Once you’ve decided what type of wallet you want to use, there will be endless options at your disposal. Here’s a quick look at some of the wallets on the market.
Trezor (hardware): Trezor wallet is a sturdy device offering support for bitcoin, bitcoin cash, ethereum, litecoin, dash and zcash. Users typically give the wallet high marks for durability, function and ease of use. Trezor.io
Ledger Nano S (hardware): This hardware wallet offers the security associated with all hardware wallets, however is known for its compact and convenient size and lower price tag compared to Trezor. Supported currencies include bitcoin, ethereum, litecoin, Ripple (XRP) and several other alt coins. You can see the updated list and buy your Ledger Wallet directly on their site.
Jaxx (software): This software wallet is available on iOs, Android, desktop and mobile. The software allows you to back up your wallet, as well as transfer to another device at any time. While it is the preferred wallet for those who are very comfortable with all things tech, it may have a steeper learning curve than other options. (Jaxx.io)
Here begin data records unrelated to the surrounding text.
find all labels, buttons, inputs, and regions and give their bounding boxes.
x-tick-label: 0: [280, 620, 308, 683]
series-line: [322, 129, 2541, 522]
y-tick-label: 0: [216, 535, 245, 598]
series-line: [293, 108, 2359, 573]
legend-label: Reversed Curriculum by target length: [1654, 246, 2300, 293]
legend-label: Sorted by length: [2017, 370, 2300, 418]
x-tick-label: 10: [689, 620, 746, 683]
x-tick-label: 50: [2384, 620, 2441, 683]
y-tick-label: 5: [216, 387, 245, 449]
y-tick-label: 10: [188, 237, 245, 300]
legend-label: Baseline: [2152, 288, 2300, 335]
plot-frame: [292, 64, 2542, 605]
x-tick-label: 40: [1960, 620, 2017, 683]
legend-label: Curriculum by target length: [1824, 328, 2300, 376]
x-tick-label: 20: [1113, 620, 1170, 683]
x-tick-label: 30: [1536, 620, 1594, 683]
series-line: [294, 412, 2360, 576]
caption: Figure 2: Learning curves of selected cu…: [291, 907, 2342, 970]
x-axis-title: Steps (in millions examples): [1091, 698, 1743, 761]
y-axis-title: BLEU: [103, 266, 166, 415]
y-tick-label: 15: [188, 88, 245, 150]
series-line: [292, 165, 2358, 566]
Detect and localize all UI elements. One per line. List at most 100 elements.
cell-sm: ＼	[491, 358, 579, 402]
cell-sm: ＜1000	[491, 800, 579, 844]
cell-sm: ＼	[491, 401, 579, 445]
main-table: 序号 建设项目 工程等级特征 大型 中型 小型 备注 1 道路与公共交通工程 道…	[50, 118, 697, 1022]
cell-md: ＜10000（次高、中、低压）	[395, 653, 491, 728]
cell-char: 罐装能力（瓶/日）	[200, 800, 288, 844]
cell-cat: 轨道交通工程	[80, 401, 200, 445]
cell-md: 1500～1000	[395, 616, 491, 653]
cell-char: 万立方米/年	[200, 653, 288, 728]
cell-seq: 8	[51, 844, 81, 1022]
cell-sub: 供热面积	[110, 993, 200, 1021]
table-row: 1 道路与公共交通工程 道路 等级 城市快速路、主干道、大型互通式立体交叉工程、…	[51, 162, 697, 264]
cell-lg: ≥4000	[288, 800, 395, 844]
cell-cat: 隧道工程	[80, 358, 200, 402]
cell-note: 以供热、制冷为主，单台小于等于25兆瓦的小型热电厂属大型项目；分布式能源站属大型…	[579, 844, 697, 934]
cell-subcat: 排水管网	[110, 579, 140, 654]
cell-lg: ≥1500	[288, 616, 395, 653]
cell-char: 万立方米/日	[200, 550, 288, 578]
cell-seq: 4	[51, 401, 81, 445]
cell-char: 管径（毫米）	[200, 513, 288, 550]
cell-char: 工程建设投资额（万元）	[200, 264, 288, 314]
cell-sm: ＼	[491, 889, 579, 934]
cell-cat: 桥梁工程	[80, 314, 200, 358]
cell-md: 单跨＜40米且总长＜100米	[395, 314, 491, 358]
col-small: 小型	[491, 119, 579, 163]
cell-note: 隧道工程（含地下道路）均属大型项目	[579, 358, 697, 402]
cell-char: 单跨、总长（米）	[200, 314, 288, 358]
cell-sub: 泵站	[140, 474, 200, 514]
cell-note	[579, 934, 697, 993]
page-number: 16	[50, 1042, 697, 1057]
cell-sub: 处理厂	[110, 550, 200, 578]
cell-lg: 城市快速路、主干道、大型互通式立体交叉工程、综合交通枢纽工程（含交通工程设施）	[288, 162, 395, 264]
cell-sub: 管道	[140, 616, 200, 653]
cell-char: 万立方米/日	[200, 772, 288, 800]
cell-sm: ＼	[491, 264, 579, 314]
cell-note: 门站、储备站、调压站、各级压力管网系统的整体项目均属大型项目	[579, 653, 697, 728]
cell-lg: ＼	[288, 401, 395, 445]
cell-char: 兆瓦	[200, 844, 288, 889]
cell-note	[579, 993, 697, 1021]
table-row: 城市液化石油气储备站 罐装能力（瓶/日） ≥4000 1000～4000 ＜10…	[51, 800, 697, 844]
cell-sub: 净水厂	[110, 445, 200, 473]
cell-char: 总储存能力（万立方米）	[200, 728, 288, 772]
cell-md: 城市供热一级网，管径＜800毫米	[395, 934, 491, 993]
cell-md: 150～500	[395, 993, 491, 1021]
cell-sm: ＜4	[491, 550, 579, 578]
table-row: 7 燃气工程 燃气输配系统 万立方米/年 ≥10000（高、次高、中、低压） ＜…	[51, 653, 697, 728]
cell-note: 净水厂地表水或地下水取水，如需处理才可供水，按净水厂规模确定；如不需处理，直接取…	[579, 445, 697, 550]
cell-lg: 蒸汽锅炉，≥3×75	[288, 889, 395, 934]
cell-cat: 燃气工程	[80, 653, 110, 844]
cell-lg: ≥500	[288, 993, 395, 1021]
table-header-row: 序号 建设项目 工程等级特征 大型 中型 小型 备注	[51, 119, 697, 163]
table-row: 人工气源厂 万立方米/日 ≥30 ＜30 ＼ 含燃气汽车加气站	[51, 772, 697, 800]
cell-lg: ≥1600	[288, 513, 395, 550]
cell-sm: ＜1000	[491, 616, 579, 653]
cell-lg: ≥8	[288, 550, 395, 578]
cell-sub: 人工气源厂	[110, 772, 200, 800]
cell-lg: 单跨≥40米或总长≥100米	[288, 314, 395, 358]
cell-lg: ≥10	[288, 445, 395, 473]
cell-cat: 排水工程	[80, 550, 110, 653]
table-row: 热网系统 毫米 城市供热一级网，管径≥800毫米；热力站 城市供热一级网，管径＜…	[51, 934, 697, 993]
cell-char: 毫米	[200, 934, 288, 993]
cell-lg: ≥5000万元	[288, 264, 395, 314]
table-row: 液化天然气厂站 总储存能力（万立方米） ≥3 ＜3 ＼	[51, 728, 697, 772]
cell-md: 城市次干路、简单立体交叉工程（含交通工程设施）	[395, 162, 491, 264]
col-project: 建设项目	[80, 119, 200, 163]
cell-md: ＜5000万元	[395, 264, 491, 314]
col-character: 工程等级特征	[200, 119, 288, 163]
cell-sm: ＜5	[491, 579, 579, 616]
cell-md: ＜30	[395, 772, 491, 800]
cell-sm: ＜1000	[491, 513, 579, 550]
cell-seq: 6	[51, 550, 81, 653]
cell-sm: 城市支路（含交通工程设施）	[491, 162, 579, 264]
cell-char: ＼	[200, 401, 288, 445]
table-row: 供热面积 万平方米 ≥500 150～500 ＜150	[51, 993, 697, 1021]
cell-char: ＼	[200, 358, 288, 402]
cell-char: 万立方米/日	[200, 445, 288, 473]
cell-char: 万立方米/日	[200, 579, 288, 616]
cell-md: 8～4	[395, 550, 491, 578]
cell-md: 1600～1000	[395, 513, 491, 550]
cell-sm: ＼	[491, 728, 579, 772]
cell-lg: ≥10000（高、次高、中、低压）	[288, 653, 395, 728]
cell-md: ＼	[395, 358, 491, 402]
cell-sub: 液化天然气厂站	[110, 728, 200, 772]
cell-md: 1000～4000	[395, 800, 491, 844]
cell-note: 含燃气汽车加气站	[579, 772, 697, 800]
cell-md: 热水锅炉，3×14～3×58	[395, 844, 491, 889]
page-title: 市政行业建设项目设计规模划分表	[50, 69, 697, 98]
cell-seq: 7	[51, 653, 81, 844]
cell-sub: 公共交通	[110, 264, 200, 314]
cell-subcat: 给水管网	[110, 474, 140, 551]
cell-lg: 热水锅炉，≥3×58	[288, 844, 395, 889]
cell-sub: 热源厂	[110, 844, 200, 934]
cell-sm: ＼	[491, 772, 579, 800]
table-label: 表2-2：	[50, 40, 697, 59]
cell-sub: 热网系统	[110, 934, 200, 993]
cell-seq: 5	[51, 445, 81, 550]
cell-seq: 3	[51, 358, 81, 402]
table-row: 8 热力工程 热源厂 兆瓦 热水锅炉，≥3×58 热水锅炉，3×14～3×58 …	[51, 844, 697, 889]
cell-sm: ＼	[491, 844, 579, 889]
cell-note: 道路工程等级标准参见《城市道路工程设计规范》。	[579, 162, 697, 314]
Electrum (software): This fast and easy to use wallet is known for it’s flexibility. Offering integration to a hardware device, storage solutions, and excellent security, this versatile software wallet may meet the needs of most users. (Electrum.org)
MyEtherWallet: This wallet is a great solution for someone who wishes to have the security of a hardware wallet, without the hefty price tag. By using their website (myetherwallet.com) or running the program offline, you generate your wallet and keep track of your keys on your own. These wallets aren’t recommended for someone new to digital currency. In addition to ethereum, the wallet supports ERC-20 tokens. It can be used in conjunction with hardware wallets. Security tip: this site is often the target of phishing sites created with very similar domain names designed to trick you into giving them your wallet information. Always triple check domain addresses before entering information.
In short, a cryptocurrency wallet is essentially a place to track and manage your digital currency. There is no physical coin being transferred at anytime, but rather a record is created in the blockchain ledger of these transactions. Users may choose between a paper wallet, hardware, or software (which include desktop, mobile, and online wallets). There are varying degrees of security offered within these categories, offline being inherently more secure.